Enquanto anunciantes estão atrás da atenção das centenas de milhares, frequentemente milhões, de pessoas que consomem conteúdo do Flow e podcasts semelhantes, o jornalismo sério sofre para se financiar.

Uma coisa eu digo a favor do Monark: ele nunca teve a pretensão de ser jornalista, nem de longe, e nesse ponto discordo um pouco do bom texto de Ricardo Mendonça no Valor Econômico, que tenta atribuir uma comparação ligeira nesse sentido.

Em vez de se comparar ao jornalismo, no entanto, o espaço do Flow e outros podcasts (e sites, e canais de YouTube) do tipo competem por espaço – e ganham – com o jornalismo sério (ainda mais os independentes), e frequentemente os produtores de conteúdo não percebem a responsabilidade que isso traz a seus programas.

Conversas de botequim envolvem 10, 15 pessoas.

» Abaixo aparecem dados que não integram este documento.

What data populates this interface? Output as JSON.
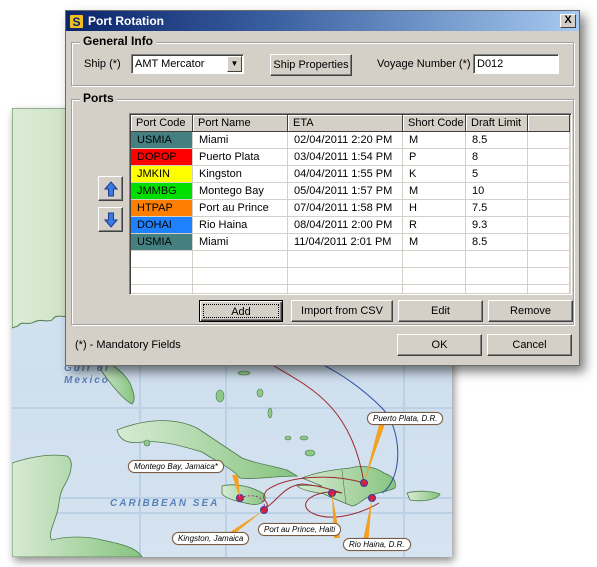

Um podcast ouvido por milhões não é um papo de bar, é transmissão em massa.

O caso de Joe Rogan,  o ex-lutador e comediante que possui o maior podcast do mundo, com pelo menos 11 milhões de ouvintes toda semana, vai nessa linha – até quando é uma conversa e quando a coisa fica séria?

Eu entendo que empresas e marcas precisam fazer campanhas que cheguem a milhões de pessoas, mesmo que isso signifique anunciar em canais de baixa qualidade.

Mas talvez, quem sabe talvez, algumas empresas comecem a enxergar valor em jornalismo de verdade, de nicho, que chega a menos pessoas mas ainda assim faz a diferença, e percebam que se aliar a conteúdo de qualidade tem benefícios que vão além da pura e simples escala.